Cinquante ans après son coup d’état meurtrier au Chili, le général Pinochet revient au devant de la scène dans Le comte, nouveau film de Pablo Larraín. Le réalisateur argentin, habitué à traiter des fantômes et du poids du passé dans son cinéma choisit ici des thèmes plus politiques, en plus de son approche plus humaine que l’on a connu dans son Jackie avec Natalie Portman. Il est difficile de parler d’un homme tel que Pinochet en ignorant son influence toujours présente dans la vie politique et sociale du Chili. Dans El conde, Larraín se laisse aller au réalisme magique et fait de Pinochet un vampire immortel aux faux airs de Bela Lugosi traversant les époques pour un résultat difficilement à la hauteur des ambitions.

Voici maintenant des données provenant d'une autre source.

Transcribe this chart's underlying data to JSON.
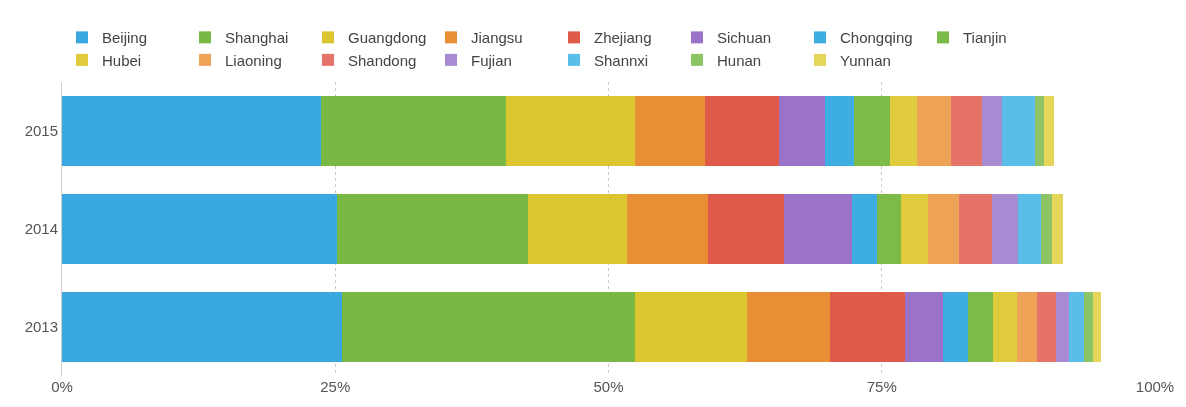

Il y a presque des airs de Spencer dans l’ambiance mise en place par Larraín. Si l’on s’éloigne ici des châteaux et autres jardins anglais embrumés, c’est bien le gothique qui règne en maître sur l’œuvre. Le réalisateur utilise son noir et blanc magnifique pour créer une atmosphère lugubre et désolée à la frontière entre un Nosferatu et les jeux d’ombres du Dracula de Coppola. La métaphore du vampire, bien que très littérale dans ce cas-ci, est dispersée à bon escient, notamment dans une scène d’ouverture grandiose qui expose toute la maîtrise technique de Larrain. Il paraît presque ironique de faire d’un dictateur ayant économiquement et socialement vidé le Chili un vampire assoiffé de sang. Il est encore plus intéressant de voir Larraín faire le parallèle entre cette soif mystique et la soif d’argent des enfants de Pinochet quant à son héritage. L’allégorique confronte la réalité et c’est au cœur de cette opposition que le réalisateur distille les fragments du terrible cycle de la politique de Pinochet, touchant encore aujourd’hui le Chili de plein fouet.
Malgré ces points positifs, il paraît surréaliste de voir Larraín prendre le parti de la comédie noire pour présenter un personnage tel que Pinochet. Certes, les scènes avec ses enfants sont assez efficaces et confèrent au tout des airs de Succession victorien. Mais l’humour entache profondément le propos avec un trop grand décalage entre le visuel gothique et délabré et le comique qui très souvent retombe à plat. Larraín semble se perdre dans son propre script, enchaînant les scènes creuses et les retournements de situation rocambolesques qui peinent à servir son film. Certaines scènes frisent le mauvais goût et il est difficile de comprendre pourquoi le réalisateur fait le choix de prendre Pinochet et non un dictateur fictif pour illustrer son propos. Les thèmes ne sont pas spécifiques au général Pinochet mais s’adressent plutôt aux dictatures en général et à l’héritage de tels régimes dans nos sociétés modernes. En faisant le choix du contre-biopic, Larraín veut rendre le mal Pinochet plus humain mais n’assume pas le poids réel de son personnage principal, trop lourd à porter pour un film déjà gangréné par son propre script.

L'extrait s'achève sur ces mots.